Técnica de insaminação artificial cresce e gera retornos elevados para produtores.

A Inseminação Artificial em Tempo Fixo (IATF) se estabeleceu como fundamental para o aprimoramento genético e a eficiência reprodutiva da pecuária, tanto de corte quanto de leite, em território brasileiro. O professor doutor Pietro Baruselli, da Faculdade de Medicina Veterinária e Zootecnia da USP, compartilhou em entrevista dados que revelam a evolução de sua aplicação no Brasil.
Desde 2002, o país já contabilizou mais de 250 milhões de procedimentos de sincronização hormonal. Inicialmente, nos anos 2000, a prática representava menos de 1% do total de inseminações, enquanto hoje em dia engloba mais de 90%. Atualmente, cerca de 25 milhões de sincronizações são realizadas anualmente no Brasil.
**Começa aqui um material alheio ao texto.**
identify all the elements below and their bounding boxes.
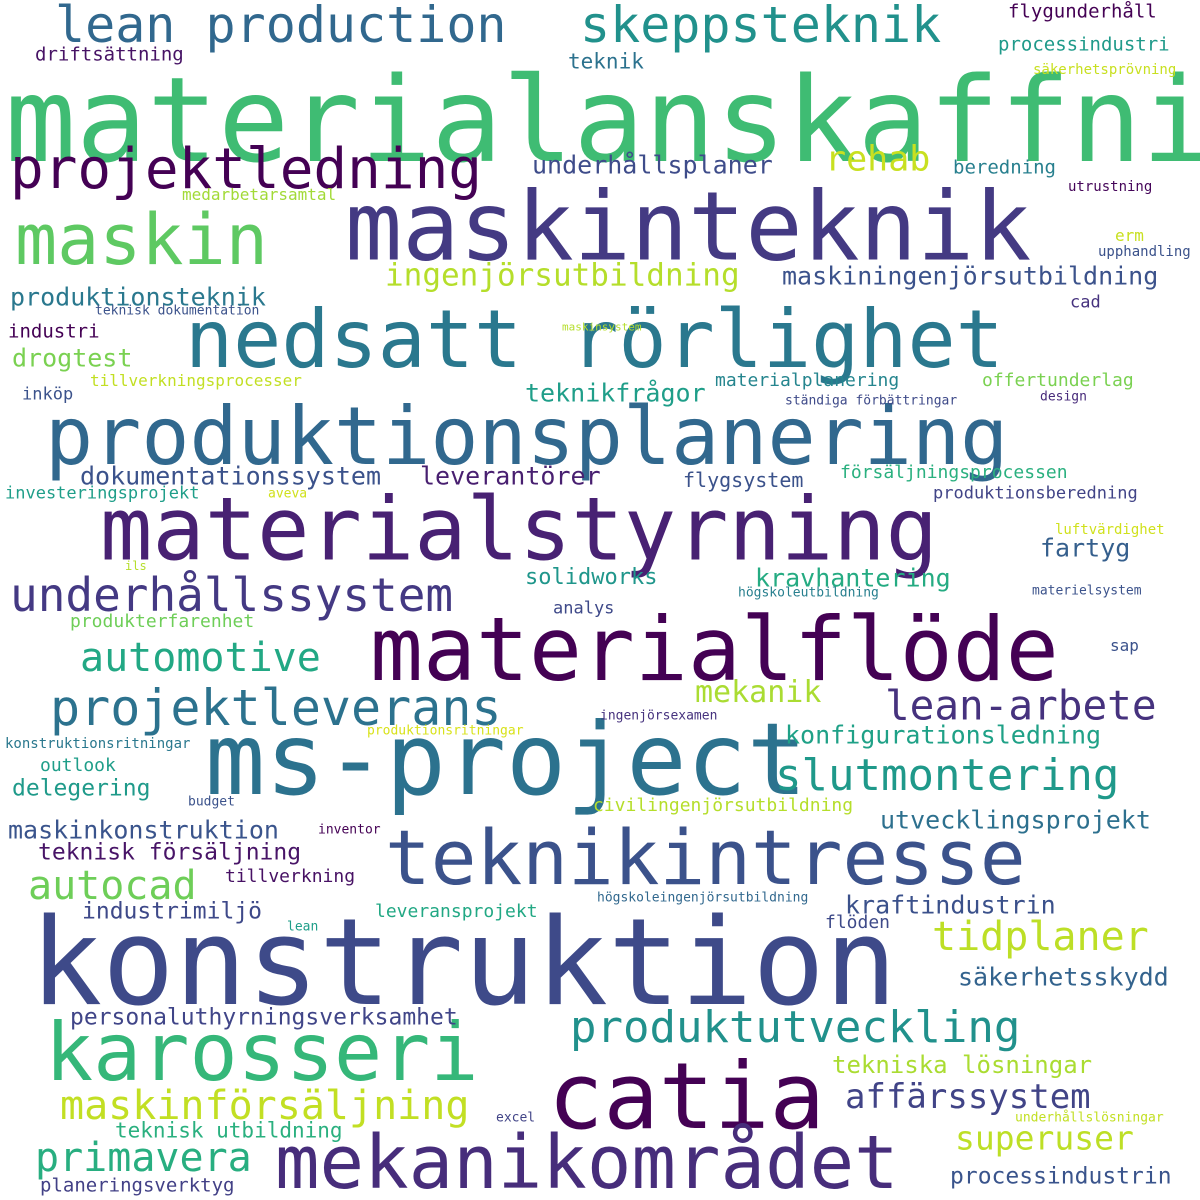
word-maskiningenjorsutbildning: maskiningenjörsutbildning xyxy=(782,261,1159,291)
word-automotive: automotive xyxy=(80,635,321,681)
word-outlook: outlook xyxy=(40,755,116,776)
word-cloud: materialanskaffning maskinteknik nedsatt… xyxy=(0,0,1200,1200)
word-budget: budget xyxy=(188,794,235,810)
word-konstruktionsritningar: konstruktionsritningar xyxy=(5,736,191,752)
word-inventor: inventor xyxy=(318,822,381,838)
word-sakerhetsskydd: säkerhetsskydd xyxy=(958,962,1169,992)
word-medarbetarsamtal: medarbetarsamtal xyxy=(182,185,337,204)
word-planeringsverktyg: planeringsverktyg xyxy=(40,1174,235,1197)
word-skeppsteknik: skeppsteknik xyxy=(580,0,942,54)
word-affarssystem: affärssystem xyxy=(845,1077,1091,1117)
word-hogskoleingenjorsutbildning: högskoleingenjörsutbildning xyxy=(597,890,809,906)
word-ingenjorsexamen: ingenjörsexamen xyxy=(600,708,718,724)
word-maskin: maskin xyxy=(15,199,268,281)
word-beredning: beredning xyxy=(953,156,1056,179)
word-produktionsberedning: produktionsberedning xyxy=(933,483,1138,504)
word-cad: cad xyxy=(1070,292,1101,313)
word-sakerhetsprovning: säkerhetsprövning xyxy=(1033,62,1177,78)
word-tekniska-losningar: tekniska lösningar xyxy=(832,1051,1093,1079)
word-mekanik: mekanik xyxy=(695,675,822,710)
word-utvecklingsprojekt: utvecklingsprojekt xyxy=(880,805,1151,835)
word-primavera: primavera xyxy=(35,1135,252,1181)
word-materialplanering: materialplanering xyxy=(715,370,900,391)
word-upphandling: upphandling xyxy=(1098,244,1191,260)
word-industrimiljo: industrimiljö xyxy=(82,898,263,925)
word-lean-production: lean production xyxy=(55,0,507,54)
word-fartyg: fartyg xyxy=(1040,533,1131,563)
word-rehab: rehab xyxy=(825,139,931,180)
word-maskinsystem: maskinsystem xyxy=(562,320,642,334)
word-mekanikomradet: mekanikområdet xyxy=(275,1120,899,1200)
word-floden: flöden xyxy=(825,912,891,933)
word-superuser: superuser xyxy=(955,1118,1134,1158)
word-inkop: inköp xyxy=(22,384,74,405)
word-luftvardighet: luftvärdighet xyxy=(1055,522,1165,538)
word-produkterfarenhet: produkterfarenhet xyxy=(70,611,255,632)
word-forsaljningsprocessen: försäljningsprocessen xyxy=(840,462,1068,483)
word-drogtest: drogtest xyxy=(12,343,133,373)
word-produktionsritningar: produktionsritningar xyxy=(367,723,524,739)
word-leveransprojekt: leveransprojekt xyxy=(375,901,538,922)
word-industri: industri xyxy=(8,320,100,343)
word-civilingenjorsutbildning: civilingenjörsutbildning xyxy=(593,795,854,816)
word-teknisk-utbildning: teknisk utbildning xyxy=(115,1118,343,1143)
word-sap: sap xyxy=(1110,636,1139,655)
word-teknikfragor: teknikfrågor xyxy=(525,378,706,408)
word-ils: ils xyxy=(125,559,147,573)
word-design: design xyxy=(1040,389,1087,405)
word-offertunderlag: offertunderlag xyxy=(982,370,1134,391)
word-teknik: teknik xyxy=(568,49,644,74)
word-konfigurationsledning: konfigurationsledning xyxy=(785,720,1102,750)
word-produktutveckling: produktutveckling xyxy=(570,1002,1021,1053)
word-teknisk-dokumentation: teknisk dokumentation xyxy=(95,303,260,319)
word-standiga-forbattringar: ständiga förbättringar xyxy=(785,393,958,409)
word-driftsattning: driftsättning xyxy=(35,43,184,66)
word-tillverkning: tillverkning xyxy=(225,866,356,887)
word-excel: excel xyxy=(496,1110,536,1126)
word-tillverkningsprocesser: tillverkningsprocesser xyxy=(90,371,302,390)
word-analys: analys xyxy=(553,598,615,619)
word-erm: erm xyxy=(1115,226,1144,245)
word-materielsystem: materielsystem xyxy=(1032,583,1142,599)
word-processindustri: processindustri xyxy=(998,33,1170,56)
word-tidplaner: tidplaner xyxy=(932,914,1149,960)
word-flygsystem: flygsystem xyxy=(683,468,804,492)
word-personaluthyrningsverksamhet: personaluthyrningsverksamhet xyxy=(70,1004,458,1031)
word-utrustning: utrustning xyxy=(1068,179,1153,195)
word-solidworks: solidworks xyxy=(525,565,658,590)
word-delegering: delegering xyxy=(12,775,151,802)
word-nedsatt-rorlighet: nedsatt rörlighet xyxy=(185,293,1004,386)
word-aveva: aveva xyxy=(268,486,308,502)
word-ingenjorsutbildning: ingenjörsutbildning xyxy=(385,257,740,294)
word-underhallslosningar: underhållslösningar xyxy=(1015,1110,1164,1126)
word-lean: lean xyxy=(287,919,319,935)
word-leverantorer: leverantörer xyxy=(420,461,601,491)
word-flygunderhall: flygunderhåll xyxy=(1008,0,1157,23)
word-investeringsprojekt: investeringsprojekt xyxy=(5,483,200,504)
word-slutmontering: slutmontering xyxy=(775,750,1120,801)
word-hogskoleutbildning: högskoleutbildning xyxy=(738,585,879,601)
word-underhallsplaner: underhållsplaner xyxy=(532,150,773,180)
word-processindustrin: processindustrin xyxy=(950,1163,1172,1190)
word-materialstyrning: materialstyrning xyxy=(100,478,939,581)
word-teknisk-forsaljning: teknisk försäljning xyxy=(38,839,302,866)
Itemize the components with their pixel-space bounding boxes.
✨ A Associação Brasileira de Inseminação Artificial prevê que, em 2026, as vendas de sêmen alcancem a marca de 30 milhões de doses, impulsionadas pela recuperação dos preços dos bezerros.
O uso da biotecnologia traz um retorno financeiro significativo para os pecuaristas. Estudos realizados pela USP indicam que, para R$ 1,00 investido na IATF em comparação à monta natural, o retorno pode variar entre R$ 4,00 a R$ 6,00 na venda do bezerro desmamado.
Essa técnica tem um impacto positivo em toda a cadeia produtiva, envolvendo mais de 7 mil veterinários e técnicos qualificados. O diferencial da IATF é a capacidade de induzir a ciclicidade e realizar a inseminação de matrizes zebuínas no início da estação de montas, mesmo em condições de anestro pós-parto.
A inseminação no primeiro mês da estação é crucial para garantir o nascimento do 'bezerro do cedo', assegurando que o animal tenha um desenvolvimento ideal aproveitando o pico de produção de leite da mãe.
Além disso, a antecipação da prenhez proporciona tempo extra para a matriz recuperar sua condição corporal e reconceber no ciclo seguinte, evitando prejuízos com atrasos na parição.
✨ A IATF também se mostra segura para o bem-estar dos animais e a segurança alimentar, não deixando resíduos nos produtos finais, de acordo com pesquisas da USP.
Em propriedades que utilizam o conceito de 'Touro Zero', as taxas de prenhez acumuladas podem ultrapassar 80% com a aplicação adequada de até três serviços sucessivos de IATF.
A vacinação do rebanho contra doenças como IBR, BVD, Leptospirose e Campilobacteriose é essencial para prevenir abortos e reabsorções, garantindo a conversão desses protocolos em bezerros saudáveis.